China, US compete for dominance in trade with Latin America

World Today

The U.S. has been one of Latin America’s key trading partners for decades. But as Washington has endured highs-and-lows, China is gaining ground. Now the two countries are competing for dominance in trade with the region.

CGTN’s Joel Richards reports.

U.S. President Donald Trump did not travel to the Summit of the Americas.

According to aides, he stayed in Washington to monitor the situation in Syria. So it was Vice President Mike Pence who replaced him and led the U.S. delegation to show leadership in Latin America.

The Summit of the Americas taking place in Peru comes in the context of tension between China and the United States over trade and tariffs. These two countries, along with the European Union, are the most important trade partners for Latin America.

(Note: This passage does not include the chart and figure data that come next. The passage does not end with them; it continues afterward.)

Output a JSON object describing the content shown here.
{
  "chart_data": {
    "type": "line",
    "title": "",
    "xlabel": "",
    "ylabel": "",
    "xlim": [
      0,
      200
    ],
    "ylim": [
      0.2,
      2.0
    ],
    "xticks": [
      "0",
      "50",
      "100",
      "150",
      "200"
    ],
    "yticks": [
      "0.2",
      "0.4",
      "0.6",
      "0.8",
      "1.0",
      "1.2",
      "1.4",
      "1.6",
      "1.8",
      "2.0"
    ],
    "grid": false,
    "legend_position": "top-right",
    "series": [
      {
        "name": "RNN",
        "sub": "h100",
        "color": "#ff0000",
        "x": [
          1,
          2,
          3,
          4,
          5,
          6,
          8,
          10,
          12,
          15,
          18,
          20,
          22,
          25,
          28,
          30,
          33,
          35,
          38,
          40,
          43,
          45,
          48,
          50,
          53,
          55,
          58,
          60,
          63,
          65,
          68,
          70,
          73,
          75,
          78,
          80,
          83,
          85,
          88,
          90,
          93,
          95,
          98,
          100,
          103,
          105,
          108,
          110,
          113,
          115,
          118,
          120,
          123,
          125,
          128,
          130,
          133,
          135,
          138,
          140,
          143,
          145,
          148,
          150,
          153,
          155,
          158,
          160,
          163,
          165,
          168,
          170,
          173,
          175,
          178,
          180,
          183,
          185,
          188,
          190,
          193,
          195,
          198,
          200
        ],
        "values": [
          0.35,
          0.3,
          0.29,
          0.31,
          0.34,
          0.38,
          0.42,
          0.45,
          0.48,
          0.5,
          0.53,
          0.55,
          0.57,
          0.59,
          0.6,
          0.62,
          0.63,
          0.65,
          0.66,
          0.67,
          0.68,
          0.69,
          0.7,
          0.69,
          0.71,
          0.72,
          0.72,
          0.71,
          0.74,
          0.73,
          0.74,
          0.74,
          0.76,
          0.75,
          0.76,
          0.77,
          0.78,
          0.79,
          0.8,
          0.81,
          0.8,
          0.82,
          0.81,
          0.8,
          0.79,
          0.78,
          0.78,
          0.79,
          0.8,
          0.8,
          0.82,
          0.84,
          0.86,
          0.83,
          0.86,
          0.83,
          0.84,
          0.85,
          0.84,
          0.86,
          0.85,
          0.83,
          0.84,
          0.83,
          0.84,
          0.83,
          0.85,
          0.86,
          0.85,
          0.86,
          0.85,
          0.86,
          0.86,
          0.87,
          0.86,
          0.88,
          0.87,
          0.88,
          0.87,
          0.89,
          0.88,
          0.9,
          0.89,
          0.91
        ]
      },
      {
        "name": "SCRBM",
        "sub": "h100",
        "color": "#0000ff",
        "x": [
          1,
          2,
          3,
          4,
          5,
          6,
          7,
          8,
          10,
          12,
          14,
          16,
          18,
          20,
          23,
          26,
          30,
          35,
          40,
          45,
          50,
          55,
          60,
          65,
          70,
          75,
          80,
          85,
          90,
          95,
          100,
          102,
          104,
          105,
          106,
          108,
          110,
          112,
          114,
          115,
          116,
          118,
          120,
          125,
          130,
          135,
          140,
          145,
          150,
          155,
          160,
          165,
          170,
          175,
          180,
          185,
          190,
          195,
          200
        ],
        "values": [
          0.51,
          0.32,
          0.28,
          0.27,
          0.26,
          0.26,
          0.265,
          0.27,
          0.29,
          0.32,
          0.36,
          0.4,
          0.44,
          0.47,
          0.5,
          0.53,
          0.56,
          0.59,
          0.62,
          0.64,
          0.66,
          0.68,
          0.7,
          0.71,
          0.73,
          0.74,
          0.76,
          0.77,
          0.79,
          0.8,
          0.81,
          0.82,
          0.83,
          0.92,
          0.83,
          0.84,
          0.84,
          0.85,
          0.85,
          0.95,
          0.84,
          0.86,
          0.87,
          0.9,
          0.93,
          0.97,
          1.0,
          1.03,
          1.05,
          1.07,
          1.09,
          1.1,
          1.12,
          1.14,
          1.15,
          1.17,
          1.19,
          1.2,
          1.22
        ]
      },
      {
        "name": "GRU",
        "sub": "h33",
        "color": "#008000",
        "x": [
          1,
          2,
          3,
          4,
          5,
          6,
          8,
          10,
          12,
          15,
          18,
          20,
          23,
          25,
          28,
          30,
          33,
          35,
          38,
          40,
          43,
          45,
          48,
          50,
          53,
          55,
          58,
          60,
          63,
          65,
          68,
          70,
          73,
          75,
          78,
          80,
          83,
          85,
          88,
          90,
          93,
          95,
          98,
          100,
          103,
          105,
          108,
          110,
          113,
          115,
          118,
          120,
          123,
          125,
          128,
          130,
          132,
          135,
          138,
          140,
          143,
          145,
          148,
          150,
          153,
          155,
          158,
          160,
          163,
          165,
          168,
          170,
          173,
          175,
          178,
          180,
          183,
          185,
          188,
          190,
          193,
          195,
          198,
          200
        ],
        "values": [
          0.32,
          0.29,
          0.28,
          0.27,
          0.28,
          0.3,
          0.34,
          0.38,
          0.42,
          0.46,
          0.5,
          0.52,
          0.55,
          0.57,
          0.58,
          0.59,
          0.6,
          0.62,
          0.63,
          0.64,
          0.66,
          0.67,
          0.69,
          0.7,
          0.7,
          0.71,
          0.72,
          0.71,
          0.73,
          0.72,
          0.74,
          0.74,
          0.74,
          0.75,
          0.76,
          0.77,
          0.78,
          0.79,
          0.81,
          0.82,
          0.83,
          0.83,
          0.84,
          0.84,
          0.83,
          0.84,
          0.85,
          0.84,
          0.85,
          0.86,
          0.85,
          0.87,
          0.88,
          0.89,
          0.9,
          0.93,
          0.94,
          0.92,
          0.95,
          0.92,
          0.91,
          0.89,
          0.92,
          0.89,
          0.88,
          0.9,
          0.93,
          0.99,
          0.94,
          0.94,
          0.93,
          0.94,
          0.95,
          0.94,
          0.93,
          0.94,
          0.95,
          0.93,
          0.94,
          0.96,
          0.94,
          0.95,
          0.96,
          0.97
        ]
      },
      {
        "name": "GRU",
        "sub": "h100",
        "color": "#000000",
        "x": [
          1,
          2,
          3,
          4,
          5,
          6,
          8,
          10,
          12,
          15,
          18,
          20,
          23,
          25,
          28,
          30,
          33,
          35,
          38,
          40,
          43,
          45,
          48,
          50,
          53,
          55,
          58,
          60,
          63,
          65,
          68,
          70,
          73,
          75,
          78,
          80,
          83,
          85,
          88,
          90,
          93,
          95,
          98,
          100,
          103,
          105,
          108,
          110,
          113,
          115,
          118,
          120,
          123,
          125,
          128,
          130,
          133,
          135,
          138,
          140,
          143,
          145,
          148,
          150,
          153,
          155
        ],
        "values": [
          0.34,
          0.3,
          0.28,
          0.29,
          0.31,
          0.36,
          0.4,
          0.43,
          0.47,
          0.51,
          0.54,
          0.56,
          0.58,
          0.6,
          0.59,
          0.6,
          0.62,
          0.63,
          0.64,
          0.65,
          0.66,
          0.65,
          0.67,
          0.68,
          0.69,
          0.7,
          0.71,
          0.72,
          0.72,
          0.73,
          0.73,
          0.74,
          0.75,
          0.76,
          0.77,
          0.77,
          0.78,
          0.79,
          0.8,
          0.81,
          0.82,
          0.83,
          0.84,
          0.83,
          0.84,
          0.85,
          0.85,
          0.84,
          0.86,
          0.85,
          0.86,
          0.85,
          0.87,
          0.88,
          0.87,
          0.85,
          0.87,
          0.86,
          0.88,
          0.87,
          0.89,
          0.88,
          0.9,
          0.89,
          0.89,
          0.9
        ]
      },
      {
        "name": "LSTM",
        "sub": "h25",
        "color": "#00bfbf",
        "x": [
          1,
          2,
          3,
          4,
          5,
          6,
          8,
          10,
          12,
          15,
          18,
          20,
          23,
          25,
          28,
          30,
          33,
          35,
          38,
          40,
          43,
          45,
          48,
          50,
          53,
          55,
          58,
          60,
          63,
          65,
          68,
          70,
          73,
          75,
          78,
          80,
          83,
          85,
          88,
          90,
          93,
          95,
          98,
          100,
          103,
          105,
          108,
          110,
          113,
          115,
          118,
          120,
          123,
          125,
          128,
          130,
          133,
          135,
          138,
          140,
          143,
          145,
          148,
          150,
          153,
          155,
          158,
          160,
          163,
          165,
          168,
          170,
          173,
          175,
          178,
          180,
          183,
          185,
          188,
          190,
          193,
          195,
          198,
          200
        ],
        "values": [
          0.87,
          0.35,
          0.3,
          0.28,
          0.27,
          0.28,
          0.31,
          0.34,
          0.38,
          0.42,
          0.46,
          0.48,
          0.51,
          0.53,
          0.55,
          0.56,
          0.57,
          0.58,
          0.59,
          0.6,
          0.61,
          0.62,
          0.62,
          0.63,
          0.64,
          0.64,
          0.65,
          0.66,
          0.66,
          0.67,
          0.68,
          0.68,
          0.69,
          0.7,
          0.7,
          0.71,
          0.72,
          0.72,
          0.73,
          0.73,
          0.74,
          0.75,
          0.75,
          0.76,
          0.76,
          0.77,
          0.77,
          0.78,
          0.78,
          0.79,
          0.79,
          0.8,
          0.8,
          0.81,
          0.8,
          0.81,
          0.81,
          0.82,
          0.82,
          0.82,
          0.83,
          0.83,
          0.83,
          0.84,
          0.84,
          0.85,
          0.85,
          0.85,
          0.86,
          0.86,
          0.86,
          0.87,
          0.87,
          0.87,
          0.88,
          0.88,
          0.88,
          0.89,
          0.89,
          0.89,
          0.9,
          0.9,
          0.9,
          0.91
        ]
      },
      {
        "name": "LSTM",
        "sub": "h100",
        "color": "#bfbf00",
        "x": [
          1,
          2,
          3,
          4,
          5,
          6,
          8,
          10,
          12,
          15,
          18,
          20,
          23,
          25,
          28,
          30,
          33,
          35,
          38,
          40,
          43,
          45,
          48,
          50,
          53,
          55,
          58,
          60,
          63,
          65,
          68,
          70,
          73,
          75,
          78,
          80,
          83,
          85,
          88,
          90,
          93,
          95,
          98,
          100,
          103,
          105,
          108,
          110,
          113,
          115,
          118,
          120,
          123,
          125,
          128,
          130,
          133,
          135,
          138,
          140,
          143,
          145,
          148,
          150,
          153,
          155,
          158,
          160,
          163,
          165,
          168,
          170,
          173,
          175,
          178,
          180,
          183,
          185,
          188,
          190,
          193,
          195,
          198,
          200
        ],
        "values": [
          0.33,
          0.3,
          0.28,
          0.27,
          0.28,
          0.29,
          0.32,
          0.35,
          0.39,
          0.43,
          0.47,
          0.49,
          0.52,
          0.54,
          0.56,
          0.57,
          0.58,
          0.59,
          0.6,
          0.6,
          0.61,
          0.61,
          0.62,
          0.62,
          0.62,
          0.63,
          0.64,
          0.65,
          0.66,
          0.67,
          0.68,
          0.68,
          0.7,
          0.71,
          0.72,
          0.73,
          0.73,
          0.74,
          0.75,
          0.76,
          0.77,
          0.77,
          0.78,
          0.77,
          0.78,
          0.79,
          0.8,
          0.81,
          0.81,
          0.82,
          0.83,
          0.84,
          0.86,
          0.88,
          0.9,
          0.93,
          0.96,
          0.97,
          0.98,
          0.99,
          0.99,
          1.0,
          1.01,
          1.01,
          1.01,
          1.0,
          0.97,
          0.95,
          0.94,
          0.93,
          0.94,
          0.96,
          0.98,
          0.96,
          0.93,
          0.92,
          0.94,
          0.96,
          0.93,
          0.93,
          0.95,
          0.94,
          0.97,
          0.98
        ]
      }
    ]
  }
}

Ahead of the summit, U.S. Secretary of Commerce Wilbur Ross said the region has closer economic ties to the U.S. than China.

“The U.S. trades twice as much with the countries of the Americas as it does with China,” he said. “In fact, U.S. exports to our neighbors in this hemisphere are greater than exports to all of Asia combined.”

But China’s ambassador to Peru, Jia Guide, told Reuters news agency that the U.S. must not include this region in a trade dispute.

“It would also constitute contempt not just for China but also for Latin America,” said Jia.

China has rapidly become a key partner for Latin America, with trade and investment in agriculture, energy and transport.

“What is interesting about China, around the world, not only for analysts like me, is how fast it has happened,” said Gustavo Girado, director of the Chinese Studies Postgraduate course in a Buenos Aires University.

“In the mid-1990s, China wasn’t an important trade partner with anyone. Now, it is in the top three for trade for the 20 or so South and Central American countries, and is also one of the two most important investors in the region.”

In January 2015, China pledged $500 billion in trade and $250 billion in direct investment to the region over the next ten years. And while there may be increased export opportunities for Latin America if a trade dispute continues, if China or the United States’ economies slow, this region will also be affected.